Saturday April 27, 2024
CHEF
Review

CHEF

By Diana Simmonds
January 29 2023

CHEF, presented by Virginia Plain, KXT - Kings Cross Theatre, 25 January-4 February 2023. Photography by Clare Hawley

Award-winning British playwright, poet, and much more besides Sabrina Mahfouz, wrote Chef in 2014. It was staged at the Edinburgh Festival Fringe, in 2015 it was produced at the Soho Theatre in London. It opened for KXT at the beginning of 2022 in the Panimo Pandemonium season – to acclaim. Happily, it’s now back for a short run and should not be missed.

KXT’s traverse stage is set up as a bleak, institutional kitchen where floor and walls are white, grubby, grout-edged tiles. There is a whiteboard on wheels and a mobile stainless steel storage thingy. On its gleaming top is a peach on a saucer. All is illuminated by the unflattering lighting necessary for chopping veg and deterring cockroaches (lighting designer Jasmin Borsovszky). It could be a commercial kitchen anywhere, although there is something off about it that suggests we’re not at Lucky Kwong or Berowra Waters Inn.

Enter Chef (Alice Birbara) and the beginning of a short, sharp, sweet, sour, and always enthralling 50 minutes. First, she reveals the world of food by halving that peach and introducing us to its perfection of flavour, perfume and possibility, then, marker pen in hand, she writes up the first item on her menu: curried coconut tofu. As she describes the coconut and the gleaning of its flesh from the shell, it’s impossible not to be swept up in the sensuous pleasure of shavings of creamy but firm coconut flesh and the very real world of food porn. But don’t get comfortable.

CHEF

Chef is a nervy, prowling creature whose expressive face and prehensile limbs hint at deeper, darker layers – umami of the soul perhaps. As quickly becomes apparent, Chef is no longer reigning over her fine dining restaurant, but is in charge of a prison kitchen where the ingredients and dishes she introduces to us are fantasy or memory.

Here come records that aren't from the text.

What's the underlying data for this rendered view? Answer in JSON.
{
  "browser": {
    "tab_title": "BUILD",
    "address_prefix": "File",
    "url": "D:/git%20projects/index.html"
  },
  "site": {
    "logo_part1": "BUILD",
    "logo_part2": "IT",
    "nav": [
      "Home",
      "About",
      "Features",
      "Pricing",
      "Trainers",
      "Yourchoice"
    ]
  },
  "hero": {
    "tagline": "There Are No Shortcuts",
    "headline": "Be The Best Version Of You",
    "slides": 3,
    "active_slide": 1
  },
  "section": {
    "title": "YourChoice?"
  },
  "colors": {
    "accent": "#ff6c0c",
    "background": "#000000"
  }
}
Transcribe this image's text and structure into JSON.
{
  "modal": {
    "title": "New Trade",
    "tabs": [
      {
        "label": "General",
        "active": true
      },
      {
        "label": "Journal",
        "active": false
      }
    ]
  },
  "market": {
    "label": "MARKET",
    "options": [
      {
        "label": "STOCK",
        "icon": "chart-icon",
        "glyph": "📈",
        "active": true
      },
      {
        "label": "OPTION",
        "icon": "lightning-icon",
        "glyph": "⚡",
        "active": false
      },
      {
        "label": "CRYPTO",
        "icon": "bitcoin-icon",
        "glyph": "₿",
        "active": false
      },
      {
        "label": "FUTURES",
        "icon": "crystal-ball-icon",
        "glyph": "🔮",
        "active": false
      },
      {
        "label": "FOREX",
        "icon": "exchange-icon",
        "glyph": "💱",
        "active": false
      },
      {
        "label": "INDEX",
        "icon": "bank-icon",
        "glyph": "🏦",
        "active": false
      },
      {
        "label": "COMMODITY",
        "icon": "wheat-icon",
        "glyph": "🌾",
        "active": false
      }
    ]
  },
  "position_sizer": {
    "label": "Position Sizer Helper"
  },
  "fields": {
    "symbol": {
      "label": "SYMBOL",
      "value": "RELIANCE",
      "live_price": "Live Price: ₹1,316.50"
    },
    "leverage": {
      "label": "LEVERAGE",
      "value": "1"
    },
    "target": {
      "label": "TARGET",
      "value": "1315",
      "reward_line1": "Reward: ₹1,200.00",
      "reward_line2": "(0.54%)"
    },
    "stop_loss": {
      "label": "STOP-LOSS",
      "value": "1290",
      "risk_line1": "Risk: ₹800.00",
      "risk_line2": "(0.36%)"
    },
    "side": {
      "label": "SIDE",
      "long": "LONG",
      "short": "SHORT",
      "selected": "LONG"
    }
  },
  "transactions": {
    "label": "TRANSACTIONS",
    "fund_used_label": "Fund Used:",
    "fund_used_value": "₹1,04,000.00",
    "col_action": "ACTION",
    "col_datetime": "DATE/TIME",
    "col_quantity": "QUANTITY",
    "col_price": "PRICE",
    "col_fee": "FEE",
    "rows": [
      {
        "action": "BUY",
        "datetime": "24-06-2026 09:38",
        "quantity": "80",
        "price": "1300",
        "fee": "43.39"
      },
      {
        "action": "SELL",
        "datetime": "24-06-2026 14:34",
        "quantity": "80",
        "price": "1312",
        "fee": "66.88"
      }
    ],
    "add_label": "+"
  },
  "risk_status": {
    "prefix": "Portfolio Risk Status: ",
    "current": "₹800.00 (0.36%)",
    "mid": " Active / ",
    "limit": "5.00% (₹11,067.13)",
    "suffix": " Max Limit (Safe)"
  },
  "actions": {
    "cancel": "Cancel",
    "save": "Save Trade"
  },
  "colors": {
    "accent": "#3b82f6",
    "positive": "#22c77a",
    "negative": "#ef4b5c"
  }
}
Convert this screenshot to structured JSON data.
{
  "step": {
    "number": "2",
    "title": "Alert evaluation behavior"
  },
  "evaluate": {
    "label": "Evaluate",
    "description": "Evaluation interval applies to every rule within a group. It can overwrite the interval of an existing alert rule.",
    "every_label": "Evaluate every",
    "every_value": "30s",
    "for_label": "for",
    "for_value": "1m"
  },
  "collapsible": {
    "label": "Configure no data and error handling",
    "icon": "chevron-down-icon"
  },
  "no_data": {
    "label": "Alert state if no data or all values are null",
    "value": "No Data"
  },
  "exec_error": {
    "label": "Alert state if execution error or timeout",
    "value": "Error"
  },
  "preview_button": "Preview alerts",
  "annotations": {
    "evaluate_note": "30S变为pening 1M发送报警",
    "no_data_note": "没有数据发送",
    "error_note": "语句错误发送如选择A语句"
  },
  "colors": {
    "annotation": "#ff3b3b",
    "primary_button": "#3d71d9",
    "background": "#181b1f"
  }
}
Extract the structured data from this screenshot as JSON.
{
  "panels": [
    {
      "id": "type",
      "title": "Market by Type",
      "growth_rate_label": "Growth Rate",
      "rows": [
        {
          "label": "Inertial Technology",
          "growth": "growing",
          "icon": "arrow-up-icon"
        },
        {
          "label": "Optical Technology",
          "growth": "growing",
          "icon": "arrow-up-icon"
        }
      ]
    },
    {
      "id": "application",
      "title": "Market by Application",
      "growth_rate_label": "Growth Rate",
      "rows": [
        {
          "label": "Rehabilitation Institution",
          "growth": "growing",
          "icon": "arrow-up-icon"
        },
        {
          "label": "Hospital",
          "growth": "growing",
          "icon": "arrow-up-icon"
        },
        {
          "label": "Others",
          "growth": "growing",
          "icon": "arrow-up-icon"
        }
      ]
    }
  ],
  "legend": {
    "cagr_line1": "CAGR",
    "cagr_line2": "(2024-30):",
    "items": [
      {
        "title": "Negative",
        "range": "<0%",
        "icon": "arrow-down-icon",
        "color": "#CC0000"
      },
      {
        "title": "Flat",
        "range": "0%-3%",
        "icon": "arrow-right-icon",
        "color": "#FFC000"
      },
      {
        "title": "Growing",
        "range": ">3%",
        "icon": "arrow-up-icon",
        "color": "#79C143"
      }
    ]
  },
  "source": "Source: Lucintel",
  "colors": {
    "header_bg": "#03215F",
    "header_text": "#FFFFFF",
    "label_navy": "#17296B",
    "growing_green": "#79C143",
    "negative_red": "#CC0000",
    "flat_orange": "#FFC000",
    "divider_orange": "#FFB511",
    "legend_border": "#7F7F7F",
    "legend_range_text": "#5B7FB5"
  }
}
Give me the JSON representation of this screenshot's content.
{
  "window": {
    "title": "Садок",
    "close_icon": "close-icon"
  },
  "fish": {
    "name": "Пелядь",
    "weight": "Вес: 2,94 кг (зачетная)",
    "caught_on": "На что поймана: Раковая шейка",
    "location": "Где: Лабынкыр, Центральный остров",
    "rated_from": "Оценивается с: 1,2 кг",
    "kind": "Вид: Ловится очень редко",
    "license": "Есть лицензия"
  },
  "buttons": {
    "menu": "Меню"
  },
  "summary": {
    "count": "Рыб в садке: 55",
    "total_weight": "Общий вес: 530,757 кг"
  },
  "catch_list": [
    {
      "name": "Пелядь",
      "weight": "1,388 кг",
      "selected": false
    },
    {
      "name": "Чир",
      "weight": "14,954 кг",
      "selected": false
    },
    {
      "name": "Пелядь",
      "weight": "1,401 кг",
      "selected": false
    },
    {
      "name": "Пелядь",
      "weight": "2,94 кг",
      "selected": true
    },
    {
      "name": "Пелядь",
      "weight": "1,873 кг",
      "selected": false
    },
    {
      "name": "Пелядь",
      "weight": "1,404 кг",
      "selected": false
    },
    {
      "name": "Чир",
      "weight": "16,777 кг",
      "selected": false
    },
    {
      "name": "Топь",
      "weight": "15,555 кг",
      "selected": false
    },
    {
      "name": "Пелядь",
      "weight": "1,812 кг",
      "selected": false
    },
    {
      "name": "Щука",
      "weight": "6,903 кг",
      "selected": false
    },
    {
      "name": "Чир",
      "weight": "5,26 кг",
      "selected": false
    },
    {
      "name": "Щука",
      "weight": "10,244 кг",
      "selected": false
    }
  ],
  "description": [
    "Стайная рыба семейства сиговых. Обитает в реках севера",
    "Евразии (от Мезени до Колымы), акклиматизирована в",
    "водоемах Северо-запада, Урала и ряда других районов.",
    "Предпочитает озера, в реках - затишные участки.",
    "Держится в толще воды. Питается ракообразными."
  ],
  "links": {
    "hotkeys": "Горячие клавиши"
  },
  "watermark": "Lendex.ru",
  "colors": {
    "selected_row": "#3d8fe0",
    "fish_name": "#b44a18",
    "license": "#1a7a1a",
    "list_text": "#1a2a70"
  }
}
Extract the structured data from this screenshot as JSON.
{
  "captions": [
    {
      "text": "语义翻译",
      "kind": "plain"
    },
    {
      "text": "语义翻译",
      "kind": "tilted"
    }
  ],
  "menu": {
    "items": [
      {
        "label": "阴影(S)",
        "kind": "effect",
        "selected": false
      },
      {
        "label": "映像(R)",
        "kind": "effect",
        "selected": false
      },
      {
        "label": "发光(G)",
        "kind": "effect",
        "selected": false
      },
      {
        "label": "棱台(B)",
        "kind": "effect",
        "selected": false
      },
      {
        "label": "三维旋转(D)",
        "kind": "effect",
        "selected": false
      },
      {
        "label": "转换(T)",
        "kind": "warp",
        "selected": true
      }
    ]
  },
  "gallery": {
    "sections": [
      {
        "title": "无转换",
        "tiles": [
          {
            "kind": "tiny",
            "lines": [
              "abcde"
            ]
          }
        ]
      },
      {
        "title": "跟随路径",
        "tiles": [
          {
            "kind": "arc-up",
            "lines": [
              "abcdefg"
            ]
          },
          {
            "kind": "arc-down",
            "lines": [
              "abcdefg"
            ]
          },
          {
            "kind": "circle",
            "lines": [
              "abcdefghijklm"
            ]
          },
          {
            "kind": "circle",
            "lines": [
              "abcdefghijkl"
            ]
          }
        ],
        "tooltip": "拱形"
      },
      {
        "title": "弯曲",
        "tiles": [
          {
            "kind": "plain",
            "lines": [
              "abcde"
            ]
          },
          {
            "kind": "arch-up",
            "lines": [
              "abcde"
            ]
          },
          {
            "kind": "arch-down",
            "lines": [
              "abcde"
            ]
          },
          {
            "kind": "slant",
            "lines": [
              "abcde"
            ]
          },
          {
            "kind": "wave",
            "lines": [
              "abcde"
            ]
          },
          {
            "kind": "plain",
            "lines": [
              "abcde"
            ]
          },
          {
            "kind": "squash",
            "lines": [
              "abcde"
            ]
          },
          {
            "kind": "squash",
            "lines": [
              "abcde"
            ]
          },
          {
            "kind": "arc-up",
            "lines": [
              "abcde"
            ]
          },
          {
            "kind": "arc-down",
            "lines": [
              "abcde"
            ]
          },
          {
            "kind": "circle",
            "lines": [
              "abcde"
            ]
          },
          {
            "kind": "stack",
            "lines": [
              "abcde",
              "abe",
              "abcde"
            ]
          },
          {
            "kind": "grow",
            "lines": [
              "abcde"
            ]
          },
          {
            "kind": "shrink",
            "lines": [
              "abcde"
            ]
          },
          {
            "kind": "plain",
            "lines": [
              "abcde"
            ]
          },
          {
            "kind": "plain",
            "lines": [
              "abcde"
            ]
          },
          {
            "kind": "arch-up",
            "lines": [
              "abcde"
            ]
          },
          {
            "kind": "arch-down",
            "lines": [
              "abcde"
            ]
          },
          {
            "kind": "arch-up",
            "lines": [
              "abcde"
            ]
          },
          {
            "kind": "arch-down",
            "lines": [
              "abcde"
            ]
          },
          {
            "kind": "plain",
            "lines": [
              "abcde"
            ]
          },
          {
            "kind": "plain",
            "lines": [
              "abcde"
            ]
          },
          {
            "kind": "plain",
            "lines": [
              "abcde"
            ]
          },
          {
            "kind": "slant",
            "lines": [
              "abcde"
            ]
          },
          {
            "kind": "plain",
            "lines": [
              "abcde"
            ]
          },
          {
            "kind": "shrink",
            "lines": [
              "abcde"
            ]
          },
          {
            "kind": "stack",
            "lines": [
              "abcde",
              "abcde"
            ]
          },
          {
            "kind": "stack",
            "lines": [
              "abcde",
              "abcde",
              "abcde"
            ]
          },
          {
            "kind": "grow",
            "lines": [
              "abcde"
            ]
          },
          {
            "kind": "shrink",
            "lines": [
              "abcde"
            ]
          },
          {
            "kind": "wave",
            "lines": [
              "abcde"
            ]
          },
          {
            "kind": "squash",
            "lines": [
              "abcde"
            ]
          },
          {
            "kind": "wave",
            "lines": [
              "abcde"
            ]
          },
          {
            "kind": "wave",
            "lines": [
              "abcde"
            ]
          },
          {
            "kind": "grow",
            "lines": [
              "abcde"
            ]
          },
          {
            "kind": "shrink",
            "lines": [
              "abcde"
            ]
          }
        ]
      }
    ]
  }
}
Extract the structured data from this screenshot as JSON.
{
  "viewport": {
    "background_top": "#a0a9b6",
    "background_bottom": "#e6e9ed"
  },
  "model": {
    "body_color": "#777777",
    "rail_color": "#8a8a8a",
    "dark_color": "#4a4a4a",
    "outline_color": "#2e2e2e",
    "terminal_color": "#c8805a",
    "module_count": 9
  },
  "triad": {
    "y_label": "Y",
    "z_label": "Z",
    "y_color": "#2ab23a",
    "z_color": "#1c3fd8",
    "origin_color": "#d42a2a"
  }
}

Each menu item – written up, riffed upon, and then erased from the board to be replaced by the next – represents chapters of her life and experience. There is yellowtail sashimi, and red wine risotto with mushroom sauce. Yet each luscious dish is placed in contrast to stark sadness, or violence, or both. And a minimal, abstract sound design (Ryan Devlin) is like a chiffon skim of icing on a nubbly cake. Chef’s life has not been happy or uncomplicated although it has not destroyed a streak of sardonic humour that flashes now and then and causes surprised, quiet laughter from the audience. Mahfouz’s script is a poetic yet uncompromisingly tough thing. It abounds in startling word pictures and phrases and she has fashioned a character in Chef that is fascinating and profound – and Birbara makes everything of her.

Birbara trained at Bristol Old Vic in the UK, because apparently she couldn’t get accepted by local acting schools. Ouch, there’s one who got away. Watching her gently peel back the petals of Chef’s soul to reveal its dark, tragic heart jogs muscle memory of “the first time…” experience of Blanchett or Snook or Debicki. Mark the name Alice Birbara before she’s snapped up and disappears overseas again.

CHEF

Victor Kalka directs Chef and does a fine job with the intense, dense text, all funneled through one actor and distributed seamlessly and naturally to the audience on either side of the traverse. The actor and director make this tricky task seem easy – and the mechanics are invisible – such are their skills and rapport. Similarly, Birbara remains grounded and compelling through flights of fancy, murder, abuse, and mayhem, all in 50 minutes.

By the time dessert is scribbled on the board – red berries with jasmine and hibiscus flower sorbet – we’ve been taken on a journey of extremes of human experience and behaviour. Most intriguing, as the menu progresses from savoury to sweet, each segment of Chef’s story becomes darker and more desolate. Yet the unquenchable spirit flashing in the eyes and energy makes it thrilling rather than wretched. Recommended without reservation.